By and large, a food is “novel” if it has not been consumed by the population on a large scale since 1997.

CBD as the beginning of a Franconian Weed conversation?

Where this occurs with cannabis is of course controversial. The plant came to Europe via ancient trade routes and there are clearly cannabis genetics at this point that are native to the region and have been consumed by humans for at least as long.

Correctly categorizing these and understanding the effects of all aspects of the plant on humans (and animals) is another conversation. Especially – and this is very important in the cannabis conversation – when it comes to how cannabinoids and essential oils are then extracted from the plant.

The novel food regulation also covers this part of the discussion.

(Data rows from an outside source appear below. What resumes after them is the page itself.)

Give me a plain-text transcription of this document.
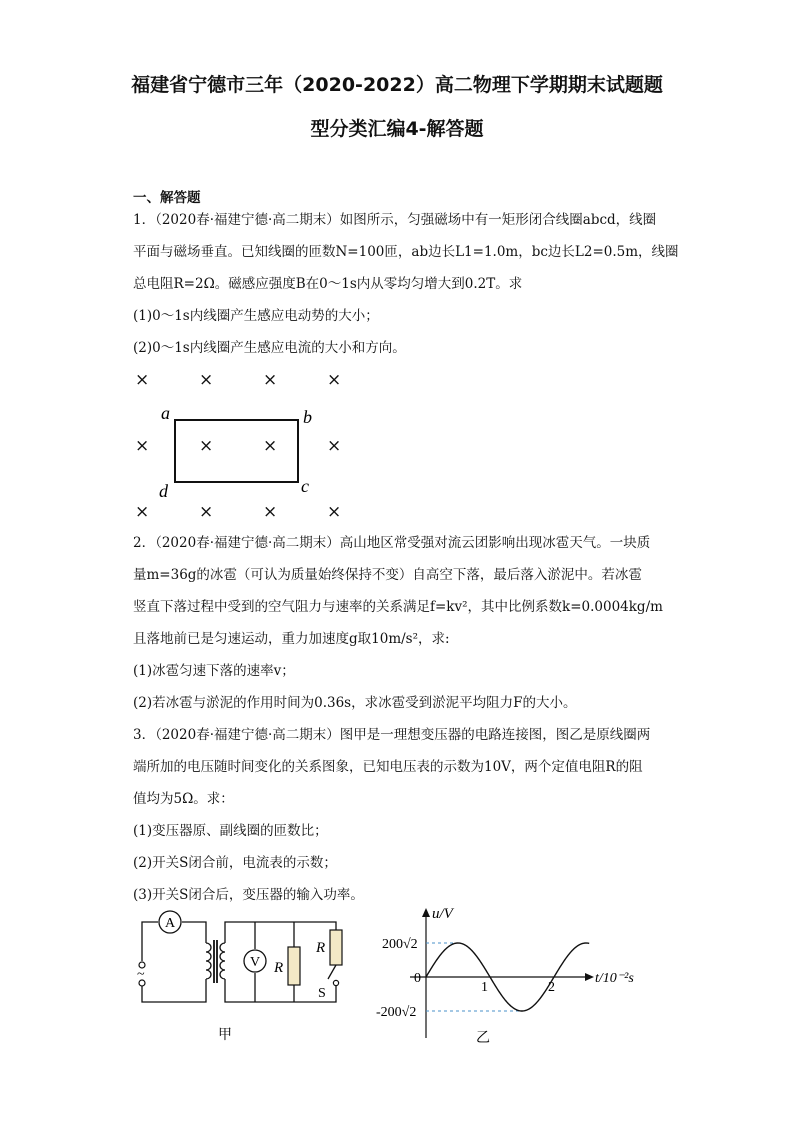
福建省宁德市三年（2020-2022）高二物理下学期期末试题题
型分类汇编4-解答题
一、解答题
1．（2020春·福建宁德·高二期末）如图所示，匀强磁场中有一矩形闭合线圈abcd，线圈
平面与磁场垂直。已知线圈的匝数N=100匝，ab边长L1=1.0m，bc边长L2=0.5m，线圈
总电阻R=2Ω。磁感应强度B在0～1s内从零均匀增大到0.2T。求
(1)0～1s内线圈产生感应电动势的大小；
(2)0～1s内线圈产生感应电流的大小和方向。
×	×	×	×
×	×	×	×
×	×	×	×
a	b
c
d
2．（2020春·福建宁德·高二期末）高山地区常受强对流云团影响出现冰雹天气。一块质
量m=36g的冰雹（可认为质量始终保持不变）自高空下落，最后落入淤泥中。若冰雹
竖直下落过程中受到的空气阻力与速率的关系满足f=kv²，其中比例系数k=0.0004kg/m
且落地前已是匀速运动，重力加速度g取10m/s²，求:
(1)冰雹匀速下落的速率v；
(2)若冰雹与淤泥的作用时间为0.36s，求冰雹受到淤泥平均阻力F的大小。
3．（2020春·福建宁德·高二期末）图甲是一理想变压器的电路连接图，图乙是原线圈两
端所加的电压随时间变化的关系图象，已知电压表的示数为10V，两个定值电阻R的阻
值均为5Ω。求：
(1)变压器原、副线圈的匝数比；
(2)开关S闭合前，电流表的示数；
(3)开关S闭合后，变压器的输入功率。
~
A
V R
R
S
甲
u/V
t/10⁻²s
200√2
0
-200√2
1	2
乙
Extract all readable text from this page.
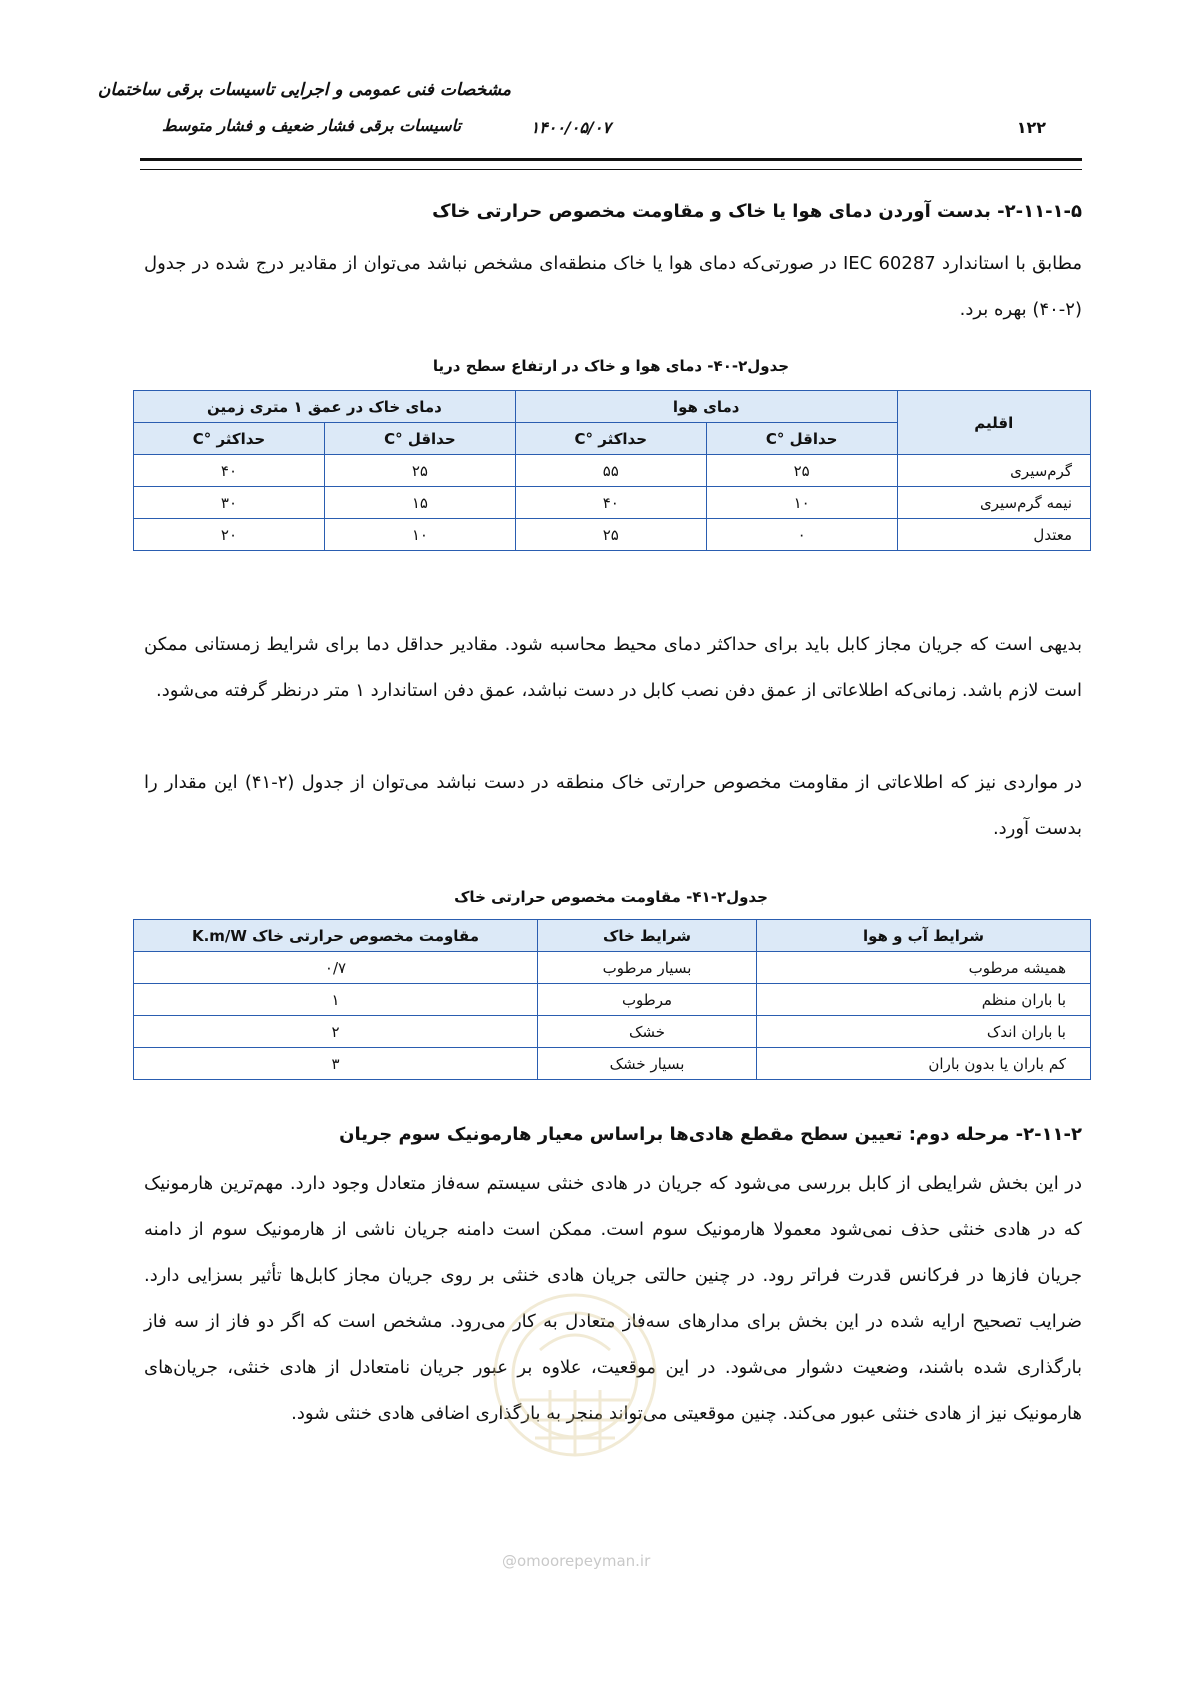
مشخصات فنی عمومی و اجرایی تاسیسات برقی ساختمان
تاسیسات برقی فشار ضعیف و فشار متوسط	۱۴۰۰/۰۵/۰۷	۱۲۲
۲-۱۱-۱-۵- بدست آوردن دمای هوا یا خاک و مقاومت مخصوص حرارتی خاک
مطابق با استاندارد IEC 60287 در صورتی‌که دمای هوا یا خاک منطقه‌ای مشخص نباشد می‌توان از مقادیر درج شده در جدول (۲-۴۰) بهره برد.
جدول۲-۴۰- دمای هوا و خاک در ارتفاع سطح دریا
اقلیم	دمای هوا		دمای خاک در عمق ۱ متری زمین	
	حداقل °C	حداکثر °C	حداقل °C	حداکثر °C
گرم‌سیری	۲۵	۵۵	۲۵	۴۰
نیمه گرم‌سیری	۱۰	۴۰	۱۵	۳۰
معتدل	۰	۲۵	۱۰	۲۰
بدیهی است که جریان مجاز کابل باید برای حداکثر دمای محیط محاسبه شود. مقادیر حداقل دما برای شرایط زمستانی ممکن است لازم باشد. زمانی‌که اطلاعاتی از عمق دفن نصب کابل در دست نباشد، عمق دفن استاندارد ۱ متر درنظر گرفته می‌شود.
در مواردی نیز که اطلاعاتی از مقاومت مخصوص حرارتی خاک منطقه در دست نباشد می‌توان از جدول (۲-۴۱) این مقدار را بدست آورد.
جدول۲-۴۱- مقاومت مخصوص حرارتی خاک
شرایط آب و هوا	شرایط خاک	مقاومت مخصوص حرارتی خاک K.m/W
همیشه مرطوب	بسیار مرطوب	۰/۷
با باران منظم	مرطوب	۱
با باران اندک	خشک	۲
کم باران یا بدون باران	بسیار خشک	۳
۲-۱۱-۲- مرحله دوم: تعیین سطح مقطع هادی‌ها براساس معیار هارمونیک سوم جریان
در این بخش شرایطی از کابل بررسی می‌شود که جریان در هادی خنثی سیستم سه‌فاز متعادل وجود دارد. مهم‌ترین هارمونیک که در هادی خنثی حذف نمی‌شود معمولا هارمونیک سوم است. ممکن است دامنه جریان ناشی از هارمونیک سوم از دامنه جریان فازها در فرکانس قدرت فراتر رود. در چنین حالتی جریان هادی خنثی بر روی جریان مجاز کابل‌ها تأثیر بسزایی دارد. ضرایب تصحیح ارایه شده در این بخش برای مدارهای سه‌فاز متعادل به کار می‌رود. مشخص است که اگر دو فاز از سه فاز بارگذاری شده باشند، وضعیت دشوار می‌شود. در این موقعیت، علاوه بر عبور جریان نامتعادل از هادی خنثی، جریان‌های هارمونیک نیز از هادی خنثی عبور می‌کند. چنین موقعیتی می‌تواند منجر به بارگذاری اضافی هادی خنثی شود.
@omoorepeyman.ir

And where it doesn’t, especially on the even more exotic sides of it all (like Nano), it jumps to a place that’s pretty disruptive.

The federal government and the cannabis code?

Nano-extractions, found in both medicine and food in North America, represent an even more fundamental scientific discussion that is profound in countries like Europe. Nano Tech creates a manufacturing process at the cellular level. And while injecting cannabinoids directly into this process can be a response to any disease that causes mutation or destruction (viruses are just one aspect of it), the delivery mechanism that uses them could well be illegal under European anti-tampering laws his data and material (starting with the GDPR, but also with post-Nazi laws about their manipulation).

By and large, these discussions fall under what is known as the Nuremberg Codex from German, the global standard (however much interpreted it may be) for guiding the practice of human experimentation wherever it is implemented.

Like it or not, in other words, no matter how reform-minded you are, there are now very big questions about the uses of all parts of the cannabis plant – in all aspects of food and medicine, which very much have not been definitively answered – and will not be until much more global research has been done.

In other words, the German government and Germany as a whole are ultimately taking steps to understand how this plant and all of its various parts interact with humans in the first organized way since before World War II.

Despite all the delays and bumps in the road, there is a fundamental shift, if not in some ways, the acceptance of how many of the processes, if not the “medicine” of the 20th century, not only purposely left cannabis out of this conversation, but now have to adjust and change again to accept it.